Tank Tops

Atop the two huge sewage treatment tanks that are to be cleaned out and demolished. (David Butler II/The Hartford Courant / July 3, 2014)

MANCHESTER — Brace yourselves, citizens of Manchester. The town is about to pop the lid on a big stink.

As part of an upgrade to the sewer plant, two 500,000-gallon "digester" tanks installed in 1954 must be cleaned out and demolished. The work is set to begin on or around July 15 at the plant on the western side of town.

"The cleaning of this old system is going to result in very unpleasant odors depending upon proximity and wind direction," General Manager Scott Shanley said. "We expect the first few weeks of work, when the largest amounts of highly concentrated organic material are being removed, will be the most hostile to the human senses. We expect steady improvement until completion of this phase in late September."

The digester tanks employ microorganisms that break down and reduce waste. Over many years, the containers have become like huge grease traps, with an accumulation of inorganic matter such as flushed toys and other plastic material mixed with the slurry and sludge of human waste.

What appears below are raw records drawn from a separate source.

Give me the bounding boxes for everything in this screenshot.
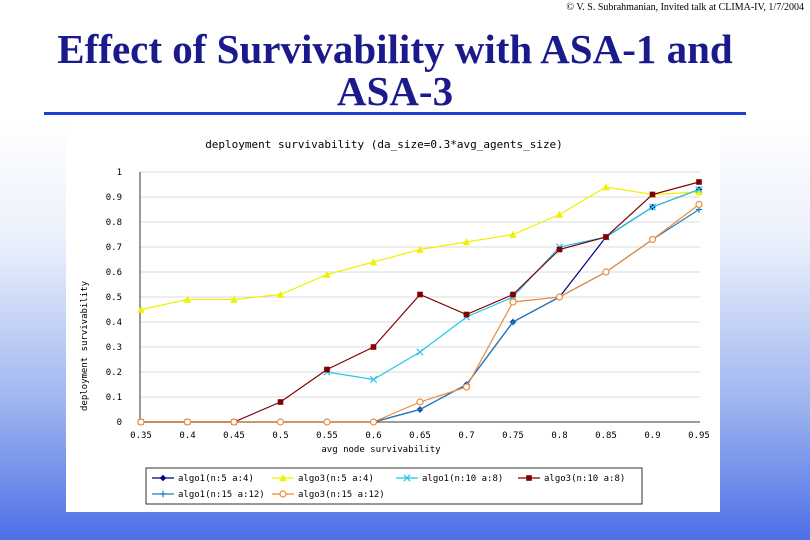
data-point — [137, 305, 145, 313]
legend-entry: algo3(n:15 a:12) — [272, 490, 385, 500]
y-tick-label: 0.1 — [106, 393, 122, 403]
series-line — [137, 200, 703, 426]
legend-entry: algo1(n:10 a:8) — [396, 474, 503, 484]
x-tick-label: 0.6 — [365, 431, 381, 441]
data-point — [526, 475, 532, 481]
x-axis-ticks: 0.35 0.4 0.45 0.5 0.55 0.6 0.65 0.7 0.75 0.8 0.85 0… — [130, 431, 710, 441]
legend-label: algo1(n:15 a:12) — [178, 490, 265, 500]
data-point — [416, 406, 424, 413]
y-tick-label: 0 — [117, 418, 122, 428]
x-tick-label: 0.65 — [409, 431, 431, 441]
y-tick-label: 0.6 — [106, 268, 122, 278]
legend-label: algo3(n:15 a:12) — [298, 490, 385, 500]
data-point — [277, 399, 284, 405]
y-axis-ticks: 0 0.1 0.2 0.3 0.4 0.5 0.6 0.7 0.8 0.9 1 — [106, 168, 122, 428]
legend-label: algo3(n:10 a:8) — [544, 474, 625, 484]
data-point — [370, 344, 377, 350]
x-tick-label: 0.75 — [502, 431, 524, 441]
y-tick-label: 0.4 — [106, 318, 122, 328]
legend-label: algo1(n:10 a:8) — [422, 474, 503, 484]
data-point — [695, 185, 703, 194]
y-tick-label: 0.9 — [106, 193, 122, 203]
data-point — [463, 311, 470, 318]
data-point — [695, 200, 703, 209]
legend-label: algo1(n:5 a:4) — [178, 474, 254, 484]
y-tick-label: 0.5 — [106, 293, 122, 303]
data-point — [695, 188, 703, 196]
legend-box — [145, 467, 643, 505]
x-tick-label: 0.7 — [458, 431, 474, 441]
data-point — [556, 246, 563, 253]
data-point — [649, 191, 656, 198]
data-point — [279, 490, 287, 498]
data-point — [324, 366, 330, 373]
data-point — [137, 418, 145, 426]
data-point — [276, 290, 285, 298]
copyright-notice: © V. S. Subrahmanian, Invited talk at CL… — [566, 2, 804, 13]
data-point — [230, 418, 238, 426]
chart-background — [66, 116, 720, 512]
legend-entry: algo1(n:15 a:12) — [152, 490, 265, 500]
x-tick-label: 0.35 — [130, 431, 152, 441]
data-point — [648, 203, 657, 211]
data-point — [183, 418, 192, 426]
x-tick-label: 0.9 — [644, 431, 660, 441]
data-point — [369, 418, 378, 426]
x-tick-label: 0.55 — [316, 431, 338, 441]
data-point — [555, 293, 564, 301]
data-point — [416, 398, 424, 406]
data-point — [416, 245, 424, 253]
slide-title: Effect of Survivability with ASA-1 and A… — [40, 28, 750, 112]
data-point — [602, 268, 610, 276]
data-point — [648, 235, 657, 244]
data-point — [369, 258, 378, 266]
data-point — [159, 490, 167, 498]
data-point — [509, 298, 517, 306]
data-point — [510, 291, 516, 298]
x-axis-label: avg node survivability — [321, 445, 441, 455]
data-point — [323, 418, 331, 426]
data-point — [509, 318, 517, 326]
data-point — [696, 179, 702, 185]
data-point — [369, 375, 378, 384]
chart-title: deployment survivability (da_size=0.3*av… — [205, 138, 563, 151]
legend-entry: algo3(n:5 a:4) — [272, 474, 374, 484]
slide-title-line-1: Effect of Survivability with ASA-1 and — [57, 26, 733, 72]
chart-panel: deployment survivability (da_size=0.3*av… — [66, 116, 720, 512]
data-point — [276, 418, 285, 426]
data-point — [602, 183, 610, 191]
x-tick-label: 0.85 — [595, 431, 617, 441]
data-point — [183, 295, 192, 303]
title-divider — [44, 112, 746, 115]
x-tick-label: 0.8 — [551, 431, 567, 441]
grid-lines — [140, 171, 700, 423]
data-point — [509, 230, 517, 238]
data-point — [230, 295, 238, 303]
data-point — [462, 238, 471, 246]
slide-title-line-2: ASA-3 — [336, 68, 454, 114]
data-point — [416, 348, 424, 356]
data-point — [403, 474, 411, 482]
y-tick-label: 0.3 — [106, 343, 122, 353]
x-tick-label: 0.5 — [272, 431, 288, 441]
x-tick-label: 0.4 — [179, 431, 195, 441]
data-point — [279, 474, 287, 482]
data-point — [603, 234, 609, 240]
data-point — [323, 270, 331, 278]
data-point — [417, 291, 423, 298]
y-tick-label: 0.2 — [106, 368, 122, 378]
legend-entry: algo3(n:10 a:8) — [518, 474, 625, 484]
y-tick-label: 0.8 — [106, 218, 122, 228]
y-axis-label: deployment survivability — [80, 280, 90, 411]
legend-label: algo3(n:5 a:4) — [298, 474, 374, 484]
data-point — [462, 383, 471, 391]
y-tick-label: 1 — [117, 168, 122, 178]
data-point — [555, 210, 564, 218]
line-chart: deployment survivability (da_size=0.3*av… — [66, 116, 720, 512]
y-tick-label: 0.7 — [106, 243, 122, 253]
x-tick-label: 0.95 — [688, 431, 710, 441]
series-line — [137, 183, 703, 313]
x-tick-label: 0.45 — [223, 431, 245, 441]
series-lines — [137, 179, 703, 426]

"When they get to the bottom, it will be almost like asphalt," Wastewater Superintendent Mike Emond Jr. said.

Crews will open access hatches at the tops of the tanks and then pump the material into a portable centrifuge to remove water. The sludge then will be trucked to the nearby landfill, a job to be completed within about three months, Emond said.

The two-year, $43 million plant upgrade is driven by government clean water regulations that mandate reductions of nitrogen and phosphorus in treated water. Treated effluent from the Manchester plant flows into the Hockanum River, and eventually, into Long Island Sound. Improvements include a new facility to handle solid waste, an odor control system, a new final settling tank, a treatment system to remove phosphorus and other upgrades.

In the current solids handling facility, the material is squeezed between belts and rollers to remove some water. The dried material, which looks like damp ash, falls onto a conveyor belt that dumps into a truck parked below a hopper. But the "solid" material is still about 86 percent water. With new equipment, the goal is to get down to 70 percent water, Emond said. That decrease, he said, will make the operation much more efficient and decrease the burden on the local landfill.

The new odor control system, which residents will no doubt appreciate that much more by fall, is somewhat low-tech. Housed in a rectangular metal container about the size of a double-wide trailer, the system uses seashells as a bio-filter, water and sewer department Administrator Patrick Kearney said. The shells have to be replaced about every 10 years, Kearney said.

The plant upgrade is scheduled to be completed in May 2015, Emond said. The main contractor is Carlin Contracting Co. of Waterford. The project is being financed through the state Department of Energy and Environmental Protection's Clean Water Fund, which is providing a grant covering about 22 percent of the total cost and the remainder through a low-interest loan.

The new plant will return clean water to the environment for the next 20 years, Shanley said. To finish the work, however, the big, dirty job of cleaning out the old tanks is necessary. Fortunately, Shanley wrote, it's a task that must be done "but once in a generation."